The original was once owned by Charles I, but disappeared completely from 1763. Salvator Mundi only surfaced in 1900, when it was bought by the collector Sir Charles Robinson. For a long time, it was attributed to Leonardo's follower Bernardino Luini. After it was sold in 1958, it vanished once more, only appearing again in 2005.
Although recent testing suggests it dates from Leonardo's lifetime, it is possible that the painting is a collaborative work, as is thought to be the case with the Bucchleuch Madonna, a version of the Madonna of the Yarnwinder which Leonardo may have produced with another member of his workshop.
4. The restoration
Even if this picture was by Leonardo, there is a very real argument that today's painting is no longer his.
The picture that reappeared in Louisiani in 2005 was almost unrecognisible after years of damage, and partly painted over. Its most restoration project took six years, and involved considerable work.

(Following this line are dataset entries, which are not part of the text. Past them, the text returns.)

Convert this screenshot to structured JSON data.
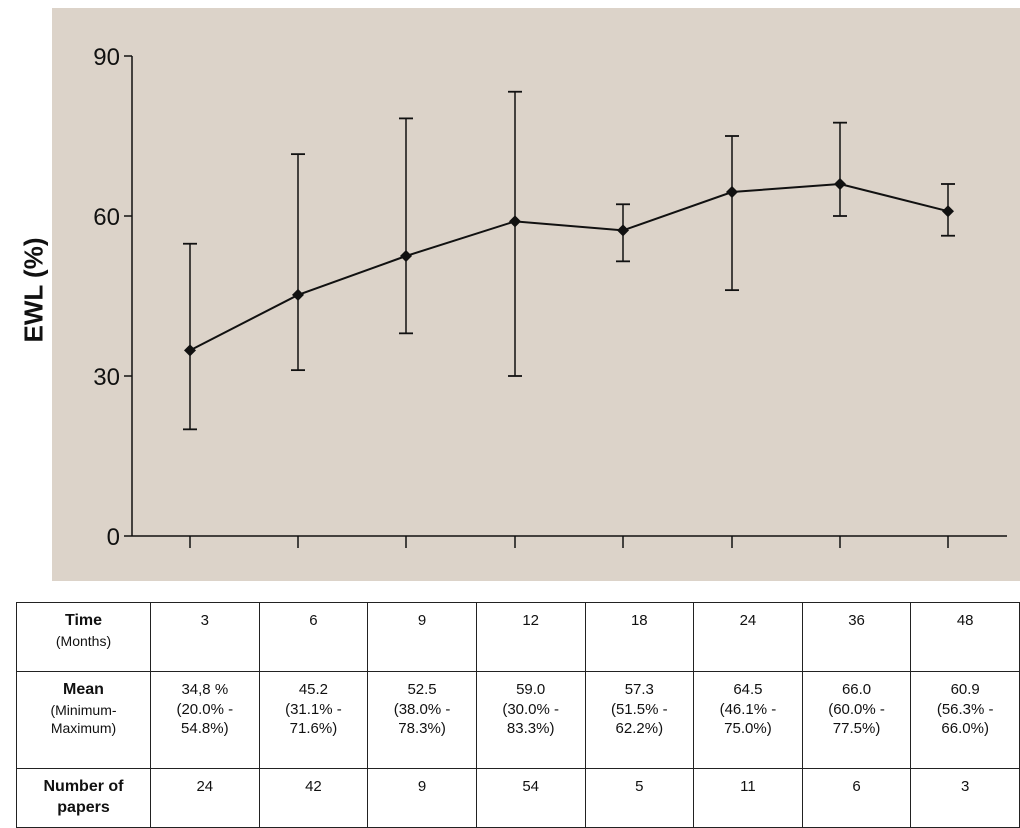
{
  "chart_data": {
    "type": "line",
    "ylabel": "EWL (%)",
    "xlabel": "",
    "ylim": [
      0,
      90
    ],
    "yticks": [
      0,
      30,
      60,
      90
    ],
    "x": [
      3,
      6,
      9,
      12,
      18,
      24,
      36,
      48
    ],
    "series": [
      {
        "values": [
          34.8,
          45.2,
          52.5,
          59.0,
          57.3,
          64.5,
          66.0,
          60.9
        ],
        "min": [
          20.0,
          31.1,
          38.0,
          30.0,
          51.5,
          46.1,
          60.0,
          56.3
        ],
        "max": [
          54.8,
          71.6,
          78.3,
          83.3,
          62.2,
          75.0,
          77.5,
          66.0
        ]
      }
    ],
    "grid": false,
    "colors": {
      "background": "#dcd3c9",
      "line": "#111111"
    }
  },
  "table": {
    "row_headers": [
      {
        "main": "Time",
        "sub": "(Months)"
      },
      {
        "main": "Mean",
        "sub": "(Minimum-\nMaximum)"
      },
      {
        "main": "Number of\npapers",
        "sub": ""
      }
    ],
    "time": [
      "3",
      "6",
      "9",
      "12",
      "18",
      "24",
      "36",
      "48"
    ],
    "mean": [
      "34,8 %",
      "45.2",
      "52.5",
      "59.0",
      "57.3",
      "64.5",
      "66.0",
      "60.9"
    ],
    "range": [
      "(20.0% -\n54.8%)",
      "(31.1% -\n71.6%)",
      "(38.0% -\n78.3%)",
      "(30.0% -\n83.3%)",
      "(51.5% -\n62.2%)",
      "(46.1% -\n75.0%)",
      "(60.0% -\n77.5%)",
      "(56.3% -\n66.0%)"
    ],
    "papers": [
      "24",
      "42",
      "9",
      "54",
      "5",
      "11",
      "6",
      "3"
    ]
  }
}
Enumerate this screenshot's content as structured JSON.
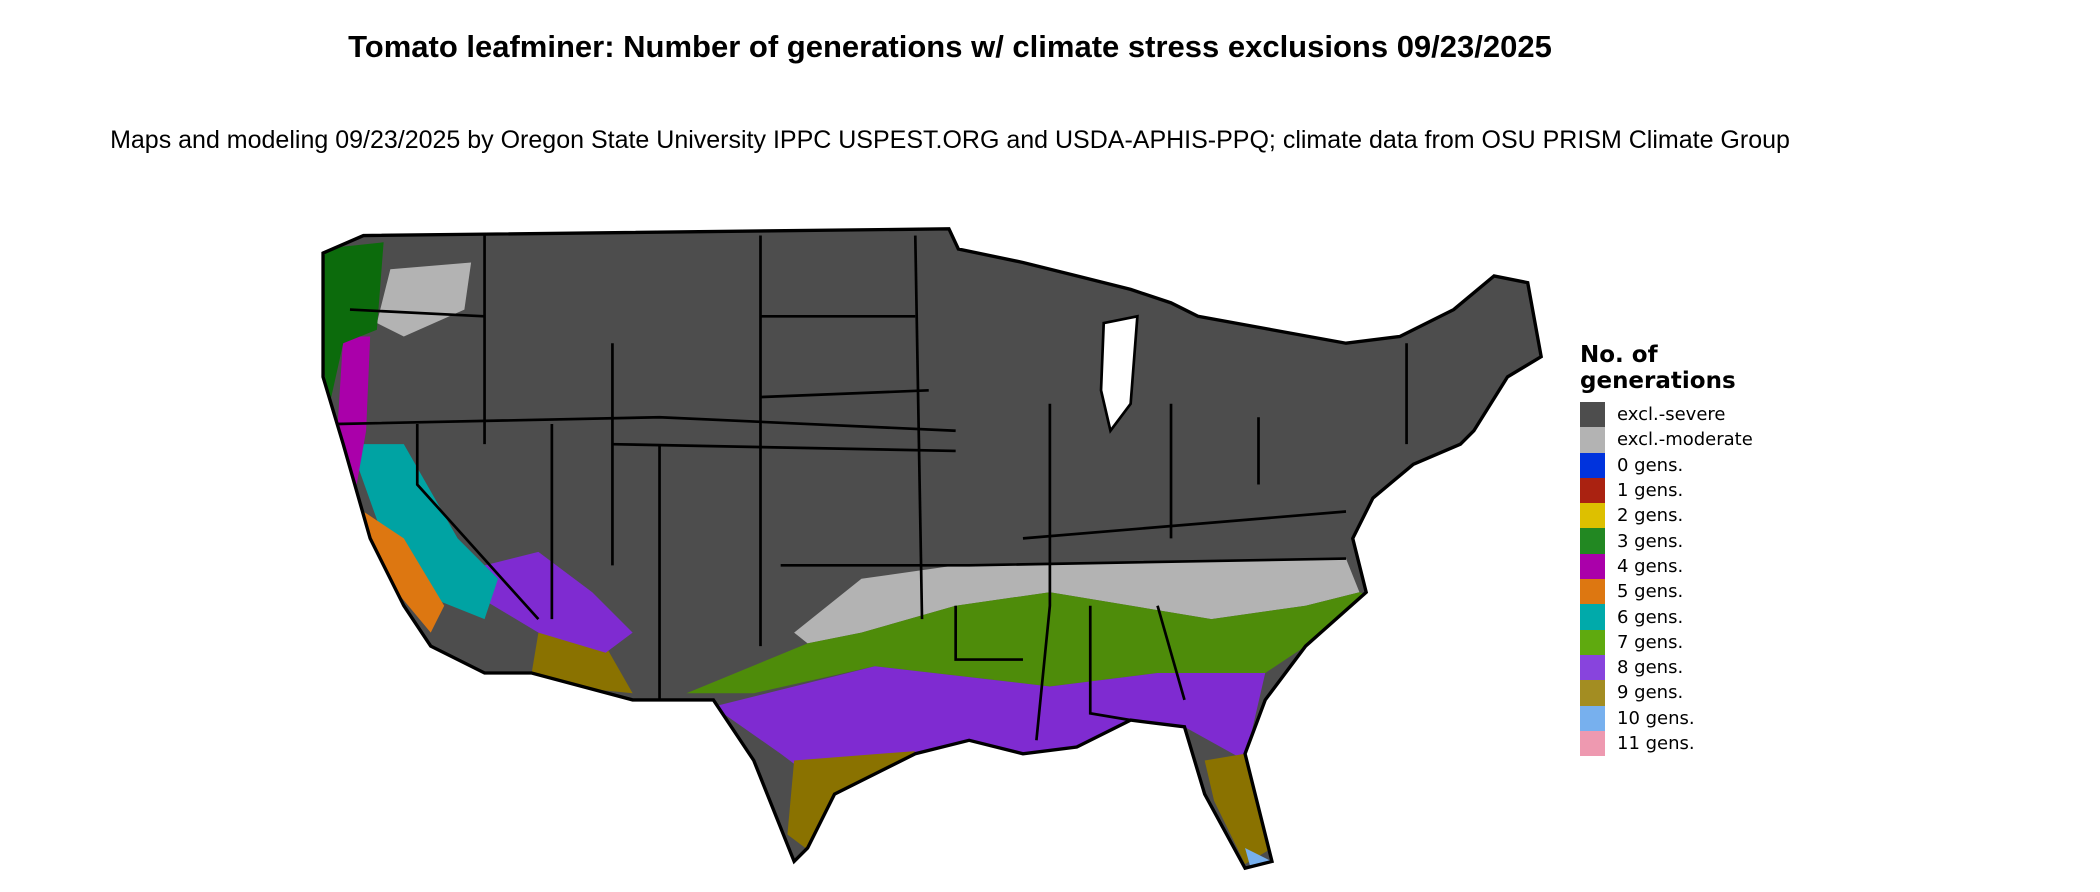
{
  "title": "Tomato leafminer: Number of generations w/ climate stress exclusions 09/23/2025",
  "subtitle": "Maps and modeling 09/23/2025 by Oregon State University IPPC USPEST.ORG and USDA-APHIS-PPQ; climate data from OSU PRISM Climate Group",
  "legend": {
    "title": "No. of generations",
    "items": [
      {
        "label": "excl.-severe",
        "color": "#4d4d4d"
      },
      {
        "label": "excl.-moderate",
        "color": "#b3b3b3"
      },
      {
        "label": "0 gens.",
        "color": "#0033dd"
      },
      {
        "label": "1 gens.",
        "color": "#aa2211"
      },
      {
        "label": "2 gens.",
        "color": "#ddc000"
      },
      {
        "label": "3 gens.",
        "color": "#228822"
      },
      {
        "label": "4 gens.",
        "color": "#aa00aa"
      },
      {
        "label": "5 gens.",
        "color": "#dd7711"
      },
      {
        "label": "6 gens.",
        "color": "#00aaaa"
      },
      {
        "label": "7 gens.",
        "color": "#5faa0f"
      },
      {
        "label": "8 gens.",
        "color": "#8844dd"
      },
      {
        "label": "9 gens.",
        "color": "#a38d22"
      },
      {
        "label": "10 gens.",
        "color": "#77b0ee"
      },
      {
        "label": "11 gens.",
        "color": "#ee99b0"
      }
    ]
  }
}
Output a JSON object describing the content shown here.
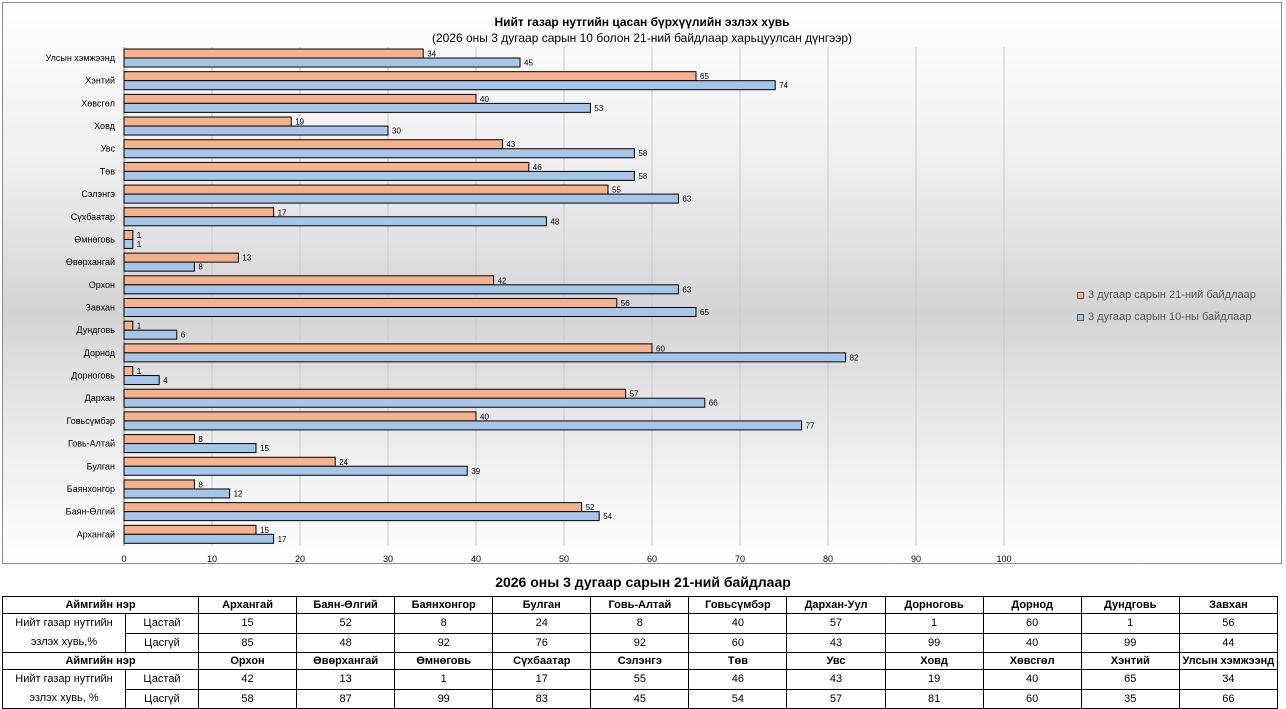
{
  "chart_data": {
    "type": "bar",
    "orientation": "horizontal",
    "title": "Нийт газар нутгийн цасан бүрхүүлийн эзлэх хувь",
    "subtitle": "(2026 оны 3 дугаар сарын 10 болон 21-ний байдлаар харьцуулсан дүнгээр)",
    "categories": [
      "Улсын хэмжээнд",
      "Хэнтий",
      "Хөвсгөл",
      "Ховд",
      "Увс",
      "Төв",
      "Сэлэнгэ",
      "Сүхбаатар",
      "Өмнөговь",
      "Өвөрхангай",
      "Орхон",
      "Завхан",
      "Дундговь",
      "Дорнод",
      "Дорноговь",
      "Дархан",
      "Говьсүмбэр",
      "Говь-Алтай",
      "Булган",
      "Баянхонгор",
      "Баян-Өлгий",
      "Архангай"
    ],
    "series": [
      {
        "name": "3 дугаар сарын 21-ний байдлаар",
        "color": "#f6b28f",
        "values": [
          34,
          65,
          40,
          19,
          43,
          46,
          55,
          17,
          1,
          13,
          42,
          56,
          1,
          60,
          1,
          57,
          40,
          8,
          24,
          8,
          52,
          15
        ]
      },
      {
        "name": "3 дугаар сарын 10-ны байдлаар",
        "color": "#a7c5e7",
        "values": [
          45,
          74,
          53,
          30,
          58,
          58,
          63,
          48,
          1,
          8,
          63,
          65,
          6,
          82,
          4,
          66,
          77,
          15,
          39,
          12,
          54,
          17
        ]
      }
    ],
    "xlim": [
      0,
      100
    ],
    "xticks": [
      0,
      10,
      20,
      30,
      40,
      50,
      60,
      70,
      80,
      90,
      100
    ],
    "grid": true,
    "legend_position": "right"
  },
  "table": {
    "title": "2026 оны 3 дугаар сарын 21-ний байдлаар",
    "header_label": "Аймгийн нэр",
    "row_label_a": "Нийт газар нутгийн эзлэх хувь,%",
    "row_label_b": "Нийт газар нутгийн эзлэх хувь, %",
    "snow_label": "Цастай",
    "nosnow_label": "Цасгүй",
    "block1": {
      "names": [
        "Архангай",
        "Баян-Өлгий",
        "Баянхонгор",
        "Булган",
        "Говь-Алтай",
        "Говьсүмбэр",
        "Дархан-Уул",
        "Дорноговь",
        "Дорнод",
        "Дундговь",
        "Завхан"
      ],
      "snow": [
        "15",
        "52",
        "8",
        "24",
        "8",
        "40",
        "57",
        "1",
        "60",
        "1",
        "56"
      ],
      "nosnow": [
        "85",
        "48",
        "92",
        "76",
        "92",
        "60",
        "43",
        "99",
        "40",
        "99",
        "44"
      ]
    },
    "block2": {
      "names": [
        "Орхон",
        "Өвөрхангай",
        "Өмнөговь",
        "Сүхбаатар",
        "Сэлэнгэ",
        "Төв",
        "Увс",
        "Ховд",
        "Хөвсгөл",
        "Хэнтий",
        "Улсын хэмжээнд"
      ],
      "snow": [
        "42",
        "13",
        "1",
        "17",
        "55",
        "46",
        "43",
        "19",
        "40",
        "65",
        "34"
      ],
      "nosnow": [
        "58",
        "87",
        "99",
        "83",
        "45",
        "54",
        "57",
        "81",
        "60",
        "35",
        "66"
      ]
    }
  }
}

New York magazine writer Jerry Saltz quotes an anonymous critic as claiming they believed “90 per cent of it was painted in the last 50 years" – though this outlandish estimate is surely an overstatement.
It was restored by Dianne Dwyer Modestini, one of the leading practitioners in her field, who had to compete with not only decades of grime but with a previous, botched restoration. But every repair that requires a new addition brings the painting further from its past, from the patina of history that has become as much a part of the painting as Leonardo's brushstrokes.
As Modestini told CNN in 2011, “I wanted [to be sure] that none of my restorations had impinged on the original, that I had not done too much, because old pictures have to look old—if you take out every crack, every spot, every anomaly, they can easily look like a reproduction." Even choosing which spots and cracks to keep becomes an aesthetic decision; despite Modestini's modest comments, part of this Salvator Mundi's artistry is undoubtedly her own.
Is it a rediscovered masterpiece, a new Mona Lisa? Or is it, in the words of art adviser Todd Levin, “a thumping epic triumph of branding and desire over connoisseurship and reality"? To know for certain, you might as well consult a crystal ball.